Friday, February 11, 2011

Chronic City

For the past couple of weeks I've been carrying around Chronic City (2009) by Jonathan Lethem. Ever since finishing it yesterday afternoon, I've been carrying it around still, trying to make sense of it all, trying to figure out if I even like it or not. I think it's only gotten heavier since finishing.

I suppose I do like it, there are plenty of books I haven't finished because they didn't hold my interest. I liked his earlier novel, Fortress of Solitude (2003), and loathed another, the name of which I can't even remember I disliked it so much (he's written many others, try one of them before reading the one I can't remember).

Chronic City by Jonathan Lethem
I'm realizing that my uncertainty about Chronic City isn't new, that I didn't just close the book and then attempt to consider its worth, but that I've read it entirely in that state of confusion. I kept trying to figure out what it's about, because certainly the characters, their relationship with each other and the places they inhabit must be about more than just what Lethem has put on the page. He's an enigmatic writer and I questioned throughout whether I'm smart enough for his literary enigmas.

It's the story of Chase Insteadman, a former child star living off royalties and making his way through Manhattan society and simple afternoons spent in diners and staring out of his bedroom window at a flock of birds that habitually buzzes a church steeple a few blocks away. He befriends, through happenstance or by design (ah, the conspiracies abound in the City of Chronic), Perkus Tooth, a former rock critic and all-around pop culture savant. Through their world, spent mostly in Perkus's cramped, darkened apartment listening to obscure cassette tapes, watching Marlon Brando movies and smoking dope, traipse Oona Laszlo, Richard Abneg and Georgina Hawkmanaji. An inordinate amount of time was spent by me trying to figure out what these names could mean, whether metaphors or anagrams (this book itself was borrowed from a friend - Mitch Major - someone who could have lent his own name to a Lethem character).

In and out of the daily lives of this group walks a giant tiger (or is it?), a lost love orbiting the planet (or is she?), chaldrons ( or ... you get the idea ...), Gnuppets, the mayor and the topic of rent control and eminent domain, virtual worlds and a three-legged dog.

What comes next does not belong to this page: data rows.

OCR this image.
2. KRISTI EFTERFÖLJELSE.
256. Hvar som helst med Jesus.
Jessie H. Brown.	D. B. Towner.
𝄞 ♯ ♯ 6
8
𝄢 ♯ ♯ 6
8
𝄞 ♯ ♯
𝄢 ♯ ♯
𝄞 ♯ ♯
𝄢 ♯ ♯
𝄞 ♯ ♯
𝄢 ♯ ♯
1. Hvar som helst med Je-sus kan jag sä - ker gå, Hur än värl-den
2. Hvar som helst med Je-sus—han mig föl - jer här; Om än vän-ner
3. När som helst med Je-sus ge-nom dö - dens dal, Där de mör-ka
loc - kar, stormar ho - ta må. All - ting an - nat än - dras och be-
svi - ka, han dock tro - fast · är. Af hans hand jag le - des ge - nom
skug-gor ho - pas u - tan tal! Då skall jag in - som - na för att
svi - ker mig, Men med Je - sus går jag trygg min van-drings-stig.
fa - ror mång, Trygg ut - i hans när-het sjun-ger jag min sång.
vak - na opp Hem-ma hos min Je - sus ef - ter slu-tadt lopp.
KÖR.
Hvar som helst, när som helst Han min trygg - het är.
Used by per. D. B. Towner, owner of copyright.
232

He's a deep writer, Lethem. The prose is layered in adjectives and metaphors. He may have used all of the words of description Hemingway once shaved from his own paragraphs. Perhaps those words were in the suitcase, folded like so much laundry, that Hadley Hemingway lost at the train station and have remained lost until recovered by Lethem.

Hemingway's lost suitcase full of manuscripts is one of my sole, semi-obscure pop culture reference, yet Lethem is a master at the dropped name, the long-forgotten novel or album, the illicit relationship whether fact or implied, and I'm sure I only recognized (or at least understood) a fraction of them.

It is this confusion by me as a reader that would normally leave me with a quarter finished book place back on the shelf, dismissing the writer as too pretentious,  too intent on trying to impress rather than entertain the reader. But Lethem is good enough and the stories in Chronic City are compelling enough to keep me reading.

I also read this book while chest deep into my own novel and when I would pick up Chronic, it was with an eye toward structure, how Lethem made it from point A to point B, or from point C back to A via B. It's a tedious way to read a book, so I admit that part of the problem I had with it may have been my own doing, but so be it. I feel that, along with being entertained, if not somewhat baffled, I may have just learned a thing or two.

So, there you have it. I like this novel and it only took me two weeks and one day to figure it out. Better late than never.

*I just looked it up and the name of the Lethem novel I dislike so much is You Don't Love Me Yet (2007).